Ke depan, berbagai upaya perlu terus ditempuh untuk mendukung pertumbuhan ekonomi, baik dari sisi permintaan maupun penawaran. Maka itu, BI memperkuat bauran kebijakan untuk mendorong pertumbuhan ekonomi dan bersinergi erat dengan kebijakan stimulus fiskal pemerintah, didukung stimulus kebijakan makroprudensial.
Bank sentral akan mengumumkan posisi suku bunga acuan atau BI Rate usai menggelar Rapat Dewan Gubernur Bank Indonesia (RDG BI) Desember 2024 pada hari ini, Rabu (18/12/2024).
Kalangan ekonom memproyeksi BI Rate akan tetap bertahan pada level 6%, meski ruang pemangkasan dinilai masih terbuka.
Ekonom Lembaga Penyelidikan Ekonomi dan Masyarakat (LPEM) Universitas Indonesia Teuku Riefky berpandangan BI perlu menahan BI Rate pada level 6% pada Desember 2024 ini.
Riefky menyoroti inflasi pada November 2024 turun ke 1,55% secara tahunan (year on year/yoy) dan mencapai titik terendahnya sejak April 2021.
Angka inflasi yang lebih rendah pada November 2024, terutama didorong oleh turunnya inflasi bahan makanan dan deflasi harga pangan bergejolak akibat efek basis yang tinggi atau high-base dan melimpahnya pasokan bahan makanan pasca-musim panen.
Selain itu, pasar modal di berbagai negara berkembang berada di bawah tekanan dalam dua bulan terakhir di tengah kekhawatiran atas potensi kenaikan tarif terhadap barang impor ke Amerika Serikat di bawah pemerintahan Donald Trump.

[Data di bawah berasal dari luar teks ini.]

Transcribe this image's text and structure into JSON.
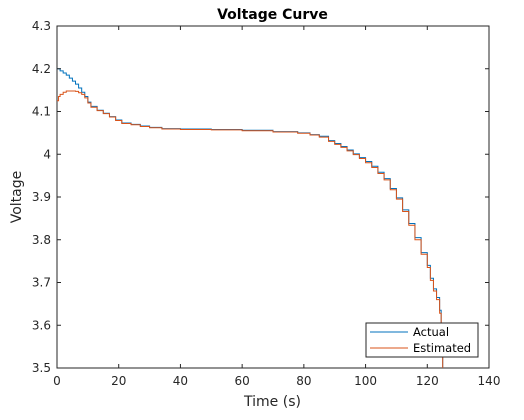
{
  "chart_data": {
    "type": "line",
    "title": "Voltage Curve",
    "xlabel": "Time (s)",
    "ylabel": "Voltage",
    "xlim": [
      0,
      140
    ],
    "ylim": [
      3.5,
      4.3
    ],
    "xticks": [
      0,
      20,
      40,
      60,
      80,
      100,
      120,
      140
    ],
    "yticks": [
      3.5,
      3.6,
      3.7,
      3.8,
      3.9,
      4.0,
      4.1,
      4.2,
      4.3
    ],
    "xtick_labels": [
      "0",
      "20",
      "40",
      "60",
      "80",
      "100",
      "120",
      "140"
    ],
    "ytick_labels": [
      "3.5",
      "3.6",
      "3.7",
      "3.8",
      "3.9",
      "4",
      "4.1",
      "4.2",
      "4.3"
    ],
    "grid": false,
    "legend_position": "bottom-right",
    "step": true,
    "series": [
      {
        "name": "Actual",
        "color": "#0072bd",
        "points": [
          [
            0,
            4.2
          ],
          [
            1,
            4.195
          ],
          [
            2,
            4.19
          ],
          [
            3,
            4.185
          ],
          [
            4,
            4.178
          ],
          [
            5,
            4.171
          ],
          [
            6,
            4.164
          ],
          [
            7,
            4.155
          ],
          [
            8,
            4.145
          ],
          [
            9,
            4.135
          ],
          [
            10,
            4.122
          ],
          [
            11,
            4.112
          ],
          [
            13,
            4.103
          ],
          [
            15,
            4.096
          ],
          [
            17,
            4.088
          ],
          [
            19,
            4.08
          ],
          [
            21,
            4.073
          ],
          [
            24,
            4.07
          ],
          [
            27,
            4.066
          ],
          [
            30,
            4.063
          ],
          [
            34,
            4.06
          ],
          [
            40,
            4.059
          ],
          [
            50,
            4.058
          ],
          [
            60,
            4.056
          ],
          [
            70,
            4.053
          ],
          [
            78,
            4.05
          ],
          [
            82,
            4.046
          ],
          [
            85,
            4.042
          ],
          [
            88,
            4.032
          ],
          [
            90,
            4.025
          ],
          [
            92,
            4.018
          ],
          [
            94,
            4.01
          ],
          [
            96,
            4.001
          ],
          [
            98,
            3.992
          ],
          [
            100,
            3.983
          ],
          [
            102,
            3.972
          ],
          [
            104,
            3.958
          ],
          [
            106,
            3.943
          ],
          [
            108,
            3.92
          ],
          [
            110,
            3.898
          ],
          [
            112,
            3.87
          ],
          [
            114,
            3.838
          ],
          [
            116,
            3.805
          ],
          [
            118,
            3.77
          ],
          [
            120,
            3.74
          ],
          [
            121,
            3.71
          ],
          [
            122,
            3.685
          ],
          [
            123,
            3.665
          ],
          [
            124,
            3.635
          ],
          [
            124.5,
            3.6
          ],
          [
            124.8,
            3.55
          ],
          [
            125,
            3.5
          ]
        ]
      },
      {
        "name": "Estimated",
        "color": "#d95319",
        "points": [
          [
            0,
            4.125
          ],
          [
            0.5,
            4.135
          ],
          [
            1,
            4.14
          ],
          [
            2,
            4.145
          ],
          [
            3,
            4.148
          ],
          [
            6,
            4.147
          ],
          [
            7,
            4.144
          ],
          [
            8,
            4.14
          ],
          [
            9,
            4.132
          ],
          [
            10,
            4.12
          ],
          [
            11,
            4.11
          ],
          [
            13,
            4.102
          ],
          [
            15,
            4.095
          ],
          [
            17,
            4.087
          ],
          [
            19,
            4.079
          ],
          [
            21,
            4.072
          ],
          [
            24,
            4.069
          ],
          [
            27,
            4.065
          ],
          [
            30,
            4.062
          ],
          [
            34,
            4.059
          ],
          [
            40,
            4.058
          ],
          [
            50,
            4.057
          ],
          [
            60,
            4.055
          ],
          [
            70,
            4.052
          ],
          [
            78,
            4.049
          ],
          [
            82,
            4.045
          ],
          [
            85,
            4.04
          ],
          [
            88,
            4.03
          ],
          [
            90,
            4.023
          ],
          [
            92,
            4.016
          ],
          [
            94,
            4.008
          ],
          [
            96,
            3.999
          ],
          [
            98,
            3.99
          ],
          [
            100,
            3.98
          ],
          [
            102,
            3.969
          ],
          [
            104,
            3.955
          ],
          [
            106,
            3.94
          ],
          [
            108,
            3.917
          ],
          [
            110,
            3.895
          ],
          [
            112,
            3.866
          ],
          [
            114,
            3.834
          ],
          [
            116,
            3.8
          ],
          [
            118,
            3.766
          ],
          [
            120,
            3.735
          ],
          [
            121,
            3.705
          ],
          [
            122,
            3.68
          ],
          [
            123,
            3.66
          ],
          [
            124,
            3.628
          ],
          [
            124.5,
            3.59
          ],
          [
            124.8,
            3.545
          ],
          [
            125,
            3.5
          ]
        ]
      }
    ]
  }
}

"Akibatnya, Indonesia mengalami arus modal keluar sekitar US$0,75 miliar sejak pertengahan November dan rupiah terdepresiasi sebesar 1,39% secara bulanan atau month to month dari Rp15.770 per dolar Amerika Serikat [AS] menjadi Rp15.990 per dolar AS dalam 30 hari terakhir. Mengingat besarnya tekanan pada Rupiah, kami memandang BI perlu menahan suku bunga acuannya di 6% dalam RDG bulan ini," ujar Riefky dalam laporannya, dikutip Rabu (18/12/2024).